There's a point in our lives when our outward appearance and our personal identity begin to merge together. We discover the wonderfully cringey world of insecurity and give into anxieties that tell us that we are not acceptable. Most people grow out of these anxieties and learn to love themselves. They see themselves represented in the media, movies, magazines, and on the runways. They are made to feel “acceptable”. However, there is a large percentage of the population who do not have the luxury of easily fitting into that space. According to refinery29’s The 67 Percent: about 67 percent of women in the U.S. are plus sized (above a size 14). That means that over half of the population of women in the U.S. are not realistically represented throughout the media and most importantly in fashion.
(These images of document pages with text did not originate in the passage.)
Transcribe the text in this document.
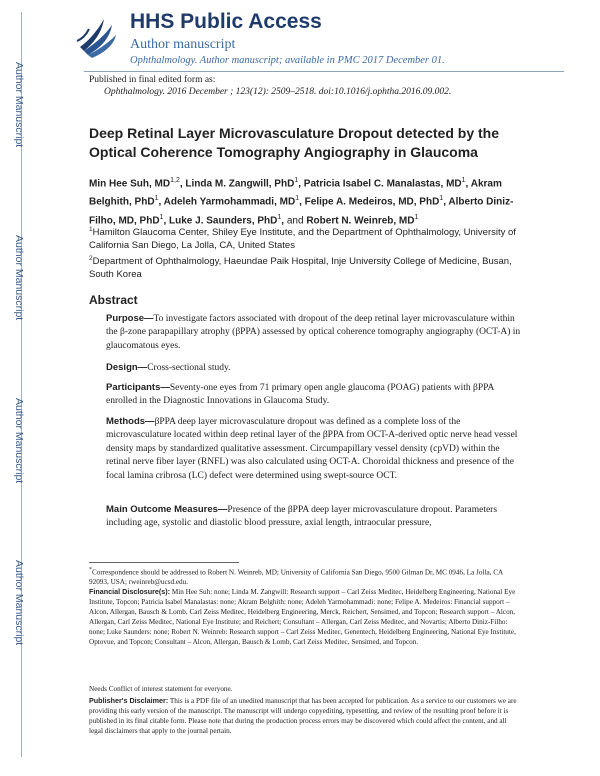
Author Manuscript
Author Manuscript
Author Manuscript
Author Manuscript
HHS Public Access
Author manuscript
Ophthalmology. Author manuscript; available in PMC 2017 December 01.
Published in final edited form as:
Ophthalmology. 2016 December ; 123(12): 2509–2518. doi:10.1016/j.ophtha.2016.09.002.
Deep Retinal Layer Microvasculature Dropout detected by the Optical Coherence Tomography Angiography in Glaucoma
Min Hee Suh, MD$^{1,2}$, Linda M. Zangwill, PhD$^1$, Patricia Isabel C. Manalastas, $MD^1$, Akram Belghith, PhD$^1$, Adeleh Yarmohammadi, $MD^1$, Felipe A. Medeiros, MD, PhD$^1$, Alberto Diniz-Filho, MD, PhD$^1$, Luke J. Saunders, PhD$^1$, and Robert N. Weinreb, $MD^1$
$^1$Hamilton Glaucoma Center, Shiley Eye Institute, and the Department of Ophthalmology, University of California San Diego, La Jolla, CA, United States
$^2$Department of Ophthalmology, Haeundae Paik Hospital, Inje University College of Medicine, Busan, South Korea
Abstract
Purpose—To investigate factors associated with dropout of the deep retinal layer microvasculature within the β-zone parapapillary atrophy (βPPA) assessed by optical coherence tomography angiography (OCT-A) in glaucomatous eyes.
Design—Cross-sectional study.
Participants—Seventy-one eyes from 71 primary open angle glaucoma (POAG) patients with βPPA enrolled in the Diagnostic Innovations in Glaucoma Study.
Methods—βPPA deep layer microvasculature dropout was defined as a complete loss of the microvasculature located within deep retinal layer of the βPPA from OCT-A-derived optic nerve head vessel density maps by standardized qualitative assessment. Circumpapillary vessel density (cpVD) within the retinal nerve fiber layer (RNFL) was also calculated using OCT-A. Choroidal thickness and presence of the focal lamina cribrosa (LC) defect were determined using swept-source OCT.
Main Outcome Measures—Presence of the βPPA deep layer microvasculature dropout. Parameters including age, systolic and diastolic blood pressure, axial length, intraocular pressure,
*Correspondence should be addressed to Robert N. Weinreb, MD; University of California San Diego, 9500 Gilman Dr, MC 0946, La Jolla, CA 92093, USA; rweinreb@ucsd.edu.
Financial Disclosure(s): Min Hee Suh: none; Linda M. Zangwill: Research support – Carl Zeiss Meditec, Heidelberg Engineering, National Eye Institute, Topcon; Patricia Isabel Manalastas: none; Akram Belghith: none; Adeleh Yarmohammadi: none; Felipe A. Medeiros: Financial support – Alcon, Allergan, Bausch & Lomb, Carl Zeiss Meditec, Heidelberg Engineering, Merck, Reichert, Sensimed, and Topcon; Research support – Alcon, Allergan, Carl Zeiss Meditec, National Eye Institute; and Reichert; Consultant – Allergan, Carl Zeiss Meditec, and Novartis; Alberto Diniz-Filho: none; Luke Saunders: none; Robert N. Weinreb: Research support – Carl Zeiss Meditec, Genentech, Heidelberg Engineering, National Eye Institute, Optovue, and Topcon; Consultant – Alcon, Allergan, Bausch & Lomb, Carl Zeiss Meditec, Sensimed, and Topcon.
Needs Conflict of interest statement for everyone.
Publisher's Disclaimer: This is a PDF file of an unedited manuscript that has been accepted for publication. As a service to our customers we are providing this early version of the manuscript. The manuscript will undergo copyediting, typesetting, and review of the resulting proof before it is published in its final citable form. Please note that during the production process errors may be discovered which could affect the content, and all legal disclaimers that apply to the journal pertain.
During this past Mental Health Awareness Month, I was moved to think of the impact that the inequality of body positivity has on the minds of those who are not as easily accepted. This led me to try to put into words the fantasy that plus sized people have to live in to accept themselves in a world that demonizes fatness. Plus-Sized people have to help and encourage each other to believe that their fantastical ideas of reality are true, even if the rest of the world hasn't caught up yet. The thing is, the only reason that a plus sized person living happily, loving themselves and existing is fantastical is because society has made it so. It will no longer be an unthinkable concept when everyone learns to 1: mind their business and 2: learn that bodies are bodies and fat is just fat. No one should be barred from an enjoyable life just because their metabolism is slower or they dont look like a Victoria's Secret model.
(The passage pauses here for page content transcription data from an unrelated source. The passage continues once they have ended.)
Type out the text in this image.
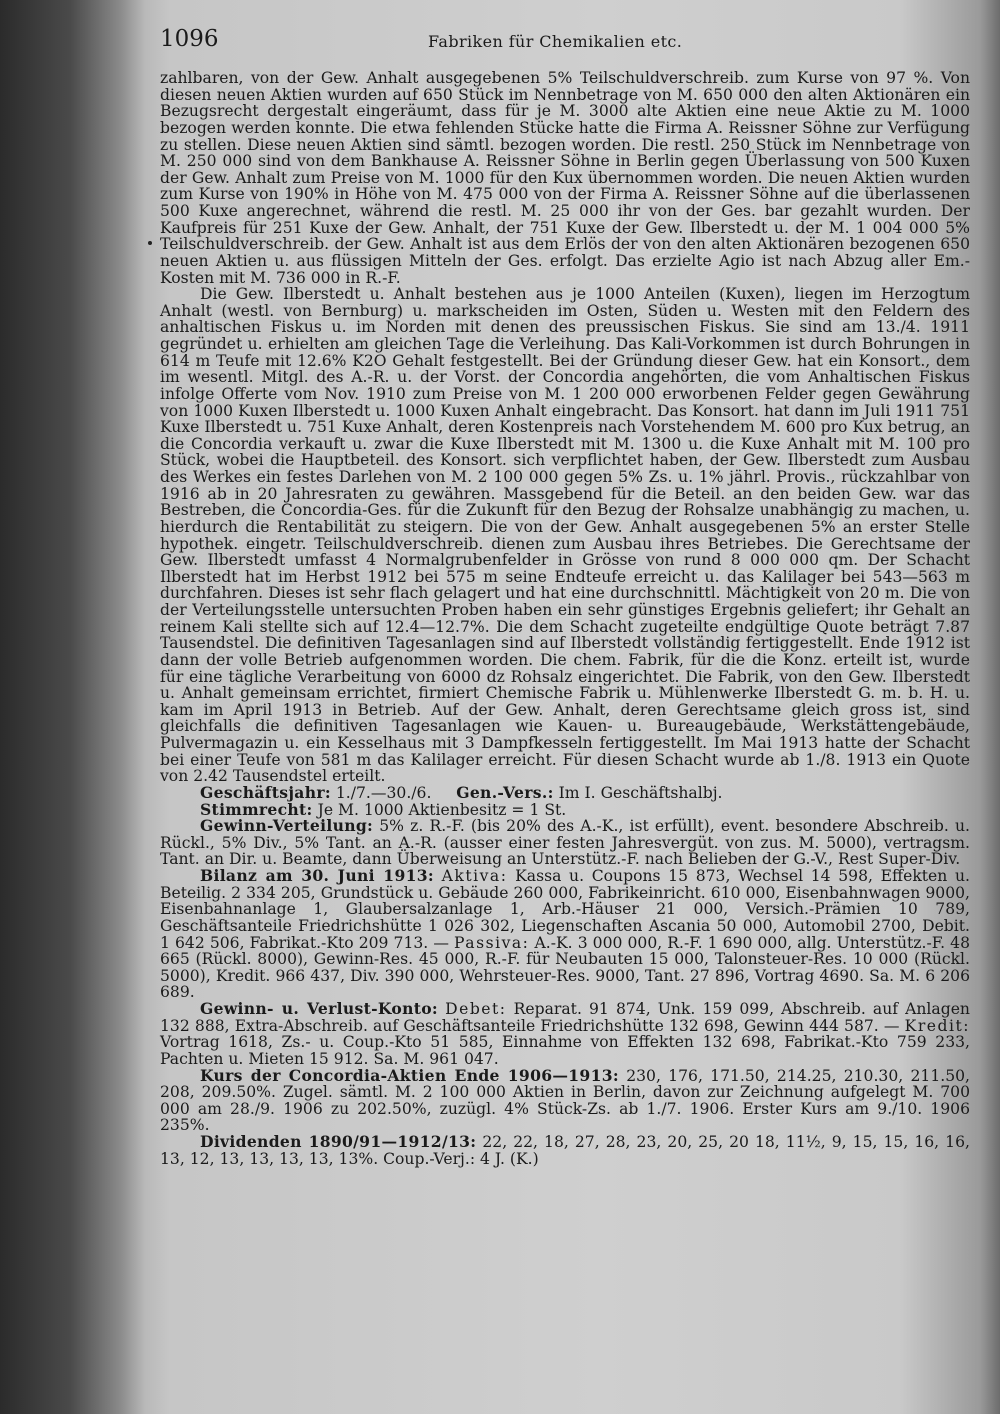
1096	Fabriken für Chemikalien etc.

zahlbaren, von der Gew. Anhalt ausgegebenen 5% Teilschuldverschreib. zum Kurse von 97 %. Von diesen neuen Aktien wurden auf 650 Stück im Nennbetrage von M. 650 000 den alten Aktionären ein Bezugsrecht dergestalt eingeräumt, dass für je M. 3000 alte Aktien eine neue Aktie zu M. 1000 bezogen werden konnte. Die etwa fehlenden Stücke hatte die Firma A. Reissner Söhne zur Verfügung zu stellen. Diese neuen Aktien sind sämtl. bezogen worden. Die restl. 250 Stück im Nennbetrage von M. 250 000 sind von dem Bankhause A. Reissner Söhne in Berlin gegen Überlassung von 500 Kuxen der Gew. Anhalt zum Preise von M. 1000 für den Kux übernommen worden. Die neuen Aktien wurden zum Kurse von 190% in Höhe von M. 475 000 von der Firma A. Reissner Söhne auf die überlassenen 500 Kuxe angerechnet, während die restl. M. 25 000 ihr von der Ges. bar gezahlt wurden. Der Kaufpreis für 251 Kuxe der Gew. Anhalt, der 751 Kuxe der Gew. Ilberstedt u. der M. 1 004 000 5% Teilschuldverschreib. der Gew. Anhalt ist aus dem Erlös der von den alten Aktionären bezogenen 650 neuen Aktien u. aus flüssigen Mitteln der Ges. erfolgt. Das erzielte Agio ist nach Abzug aller Em.-Kosten mit M. 736 000 in R.-F.

Die Gew. Ilberstedt u. Anhalt bestehen aus je 1000 Anteilen (Kuxen), liegen im Herzogtum Anhalt (westl. von Bernburg) u. markscheiden im Osten, Süden u. Westen mit den Feldern des anhaltischen Fiskus u. im Norden mit denen des preussischen Fiskus. Sie sind am 13./4. 1911 gegründet u. erhielten am gleichen Tage die Verleihung. Das Kali-Vorkommen ist durch Bohrungen in 614 m Teufe mit 12.6% K2O Gehalt festgestellt. Bei der Gründung dieser Gew. hat ein Konsort., dem im wesentl. Mitgl. des A.-R. u. der Vorst. der Concordia angehörten, die vom Anhaltischen Fiskus infolge Offerte vom Nov. 1910 zum Preise von M. 1 200 000 erworbenen Felder gegen Gewährung von 1000 Kuxen Ilberstedt u. 1000 Kuxen Anhalt eingebracht. Das Konsort. hat dann im Juli 1911 751 Kuxe Ilberstedt u. 751 Kuxe Anhalt, deren Kostenpreis nach Vorstehendem M. 600 pro Kux betrug, an die Concordia verkauft u. zwar die Kuxe Ilberstedt mit M. 1300 u. die Kuxe Anhalt mit M. 100 pro Stück, wobei die Hauptbeteil. des Konsort. sich verpflichtet haben, der Gew. Ilberstedt zum Ausbau des Werkes ein festes Darlehen von M. 2 100 000 gegen 5% Zs. u. 1% jährl. Provis., rückzahlbar von 1916 ab in 20 Jahresraten zu gewähren. Massgebend für die Beteil. an den beiden Gew. war das Bestreben, die Concordia-Ges. für die Zukunft für den Bezug der Rohsalze unabhängig zu machen, u. hierdurch die Rentabilität zu steigern. Die von der Gew. Anhalt ausgegebenen 5% an erster Stelle hypothek. eingetr. Teilschuldverschreib. dienen zum Ausbau ihres Betriebes. Die Gerechtsame der Gew. Ilberstedt umfasst 4 Normalgrubenfelder in Grösse von rund 8 000 000 qm. Der Schacht Ilberstedt hat im Herbst 1912 bei 575 m seine Endteufe erreicht u. das Kalilager bei 543—563 m durchfahren. Dieses ist sehr flach gelagert und hat eine durchschnittl. Mächtigkeit von 20 m. Die von der Verteilungsstelle untersuchten Proben haben ein sehr günstiges Ergebnis geliefert; ihr Gehalt an reinem Kali stellte sich auf 12.4—12.7%. Die dem Schacht zugeteilte endgültige Quote beträgt 7.87 Tausendstel. Die definitiven Tagesanlagen sind auf Ilberstedt vollständig fertiggestellt. Ende 1912 ist dann der volle Betrieb aufgenommen worden. Die chem. Fabrik, für die die Konz. erteilt ist, wurde für eine tägliche Verarbeitung von 6000 dz Rohsalz eingerichtet. Die Fabrik, von den Gew. Ilberstedt u. Anhalt gemeinsam errichtet, firmiert Chemische Fabrik u. Mühlenwerke Ilberstedt G. m. b. H. u. kam im April 1913 in Betrieb. Auf der Gew. Anhalt, deren Gerechtsame gleich gross ist, sind gleichfalls die definitiven Tagesanlagen wie Kauen- u. Bureaugebäude, Werkstättengebäude, Pulvermagazin u. ein Kesselhaus mit 3 Dampfkesseln fertiggestellt. Im Mai 1913 hatte der Schacht bei einer Teufe von 581 m das Kalilager erreicht. Für diesen Schacht wurde ab 1./8. 1913 ein Quote von 2.42 Tausendstel erteilt.

Geschäftsjahr: 1./7.—30./6. Gen.-Vers.: Im I. Geschäftshalbj.

Stimmrecht: Je M. 1000 Aktienbesitz = 1 St.

Gewinn-Verteilung: 5% z. R.-F. (bis 20% des A.-K., ist erfüllt), event. besondere Abschreib. u. Rückl., 5% Div., 5% Tant. an A.-R. (ausser einer festen Jahresvergüt. von zus. M. 5000), vertragsm. Tant. an Dir. u. Beamte, dann Überweisung an Unterstütz.-F. nach Belieben der G.-V., Rest Super-Div.

Bilanz am 30. Juni 1913: Aktiva: Kassa u. Coupons 15 873, Wechsel 14 598, Effekten u. Beteilig. 2 334 205, Grundstück u. Gebäude 260 000, Fabrikeinricht. 610 000, Eisenbahnwagen 9000, Eisenbahnanlage 1, Glaubersalzanlage 1, Arb.-Häuser 21 000, Versich.-Prämien 10 789, Geschäftsanteile Friedrichshütte 1 026 302, Liegenschaften Ascania 50 000, Automobil 2700, Debit. 1 642 506, Fabrikat.-Kto 209 713. — Passiva: A.-K. 3 000 000, R.-F. 1 690 000, allg. Unterstütz.-F. 48 665 (Rückl. 8000), Gewinn-Res. 45 000, R.-F. für Neubauten 15 000, Talonsteuer-Res. 10 000 (Rückl. 5000), Kredit. 966 437, Div. 390 000, Wehrsteuer-Res. 9000, Tant. 27 896, Vortrag 4690. Sa. M. 6 206 689.

Gewinn- u. Verlust-Konto: Debet: Reparat. 91 874, Unk. 159 099, Abschreib. auf Anlagen 132 888, Extra-Abschreib. auf Geschäftsanteile Friedrichshütte 132 698, Gewinn 444 587. — Kredit: Vortrag 1618, Zs.- u. Coup.-Kto 51 585, Einnahme von Effekten 132 698, Fabrikat.-Kto 759 233, Pachten u. Mieten 15 912. Sa. M. 961 047.

Kurs der Concordia-Aktien Ende 1906—1913: 230, 176, 171.50, 214.25, 210.30, 211.50, 208, 209.50%. Zugel. sämtl. M. 2 100 000 Aktien in Berlin, davon zur Zeichnung aufgelegt M. 700 000 am 28./9. 1906 zu 202.50%, zuzügl. 4% Stück-Zs. ab 1./7. 1906. Erster Kurs am 9./10. 1906 235%.

Dividenden 1890/91—1912/13: 22, 22, 18, 27, 28, 23, 20, 25, 20 18, 11½, 9, 15, 15, 16, 16, 13, 12, 13, 13, 13, 13, 13%. Coup.-Verj.: 4 J. (K.)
I thought about the toll that constantly not being accepted both outwardly and subtlety can take on a person's mind. As a plus size person, just walking out of the house can be a rejection of social norms. There's always a feeling that says: “tug at your blouse” or “re-adjust your skirt”. Always a feeling that something is wrong. The mind that is required to exist in a larger body is one that must remain strong and resilient against the most frustrating macro and microaggressions. Plus sized people are reminded on the daily that they are not accepted as society’s or fashion’s norm. To read and receive comments under plus people’s social media posts telling them that they are glorifying obesity and promoting unhealthy lifestyles can easily take a real toll on a person’s mental health.

Experiencing these things took a toll on my mental health from a young age. I was hyper aware of myself, my body and how I was being perceived by others almost constantly. Even as I began to develop a fashion sense in college while in fashion school I felt out of place. I was never taught how to make clothing for a larger body and it was never really talked about (unless I brought it up), so I've taken note and moved accordingly. Throughout the years I've felt that there was a problem that needed to be solved. I felt as if I could make differences that needed to be made. I’ve personally used my frustration in society and the fashion industry as motivation to search for or carve out my place in fashion, making the world a better, kinder (and more fashionable) place for everyone.